While many area residents have welcomed the warmer temperatures of recent days, area peach growers in the Ridge region don’t view them with quite the same fondness.

If temperatures become too warm too soon and are followed by another stretch of cold and freezing weather the combination could prove devastating for their 2010 crops. 

Right now though, things are just fine.

“Bud movement (or any bloom) right now would not be a good thing, and if that were happening right now I’d bet money that we would be in some trouble, but our fruit is still dormant,” said Sonny of J.W. Yonce & Sons in Johnston, which grows an extensive array of peach varieties.

During winter months, peach growers closely monitor “chill hours” or the number of hours during which a temperature of below 45 degrees Fahrenheit is recorded.

Peaches vary in their “chill hour” requirements from between 400 and 1000 hours.

Yonce said those hours have already been fulfilled for his company’s trees following several weeks of below average temperatures in the area.

“Most of our varieties (of peaches) need between 600 and 1000 hours and all of our peach trees have had their chill hour requirements satisfied,” added Yonce.

This week’s warming trend and temperatures in the upper 60s had concerned some that the peaches might begin to start the blooming process far too soon.

But one grower says that with the upcoming forecast predicting night time temperatures back in the 30s that there is little to fear of that scenario right at the moment.

“It’s not a big concern right now that the trees will be coming out of dormancy,” said Farm Manager Jason Rodgers of Titan Farms in Ridge Spring. “We’ve only had a few days (of warmer temperatures) and they need around two weeks of weather like that when it’s getting warmer at night.
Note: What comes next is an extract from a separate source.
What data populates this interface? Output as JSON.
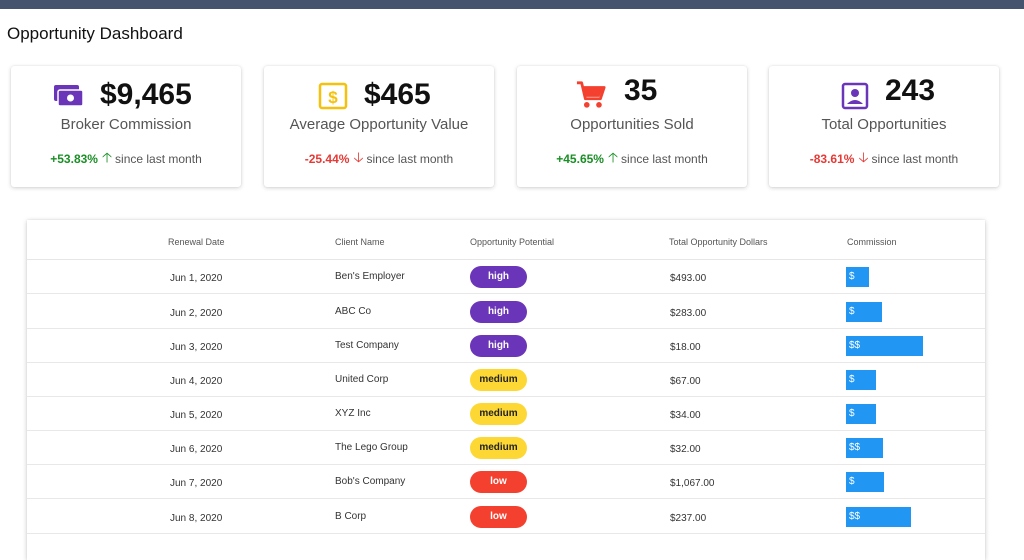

Right now the buds are really, really tight and the trees are dormant. They would need couple of weeks of temperatures in the 70s to start moving. They might be thinking about (budding), but they’ll sit there and wait.”

Yonce said that area growers will continue to do what they always do at this time of year – watch the weather and wait.

“It’s all about the weather from here until March … weather, weather, weather,” he said.  “This might be one of the earliest dates where we’ve accumulated our chill hours so we have a long way to go, but right now we’re okay. And as long as they stay asleep we’re in great shape because once the buds start swelling up there’s no turning around after that.”

Rodgers added that the extended cold weather the area has seen could actually translate into a better bloom once the peach trees do decide to open up – hopefully sometime in March.

“When it does warm up the trees will be ready and we’ll probably have a good bloom this year,” he said. “We need to stay cool until the middle of March and they’ll be ready to come out.”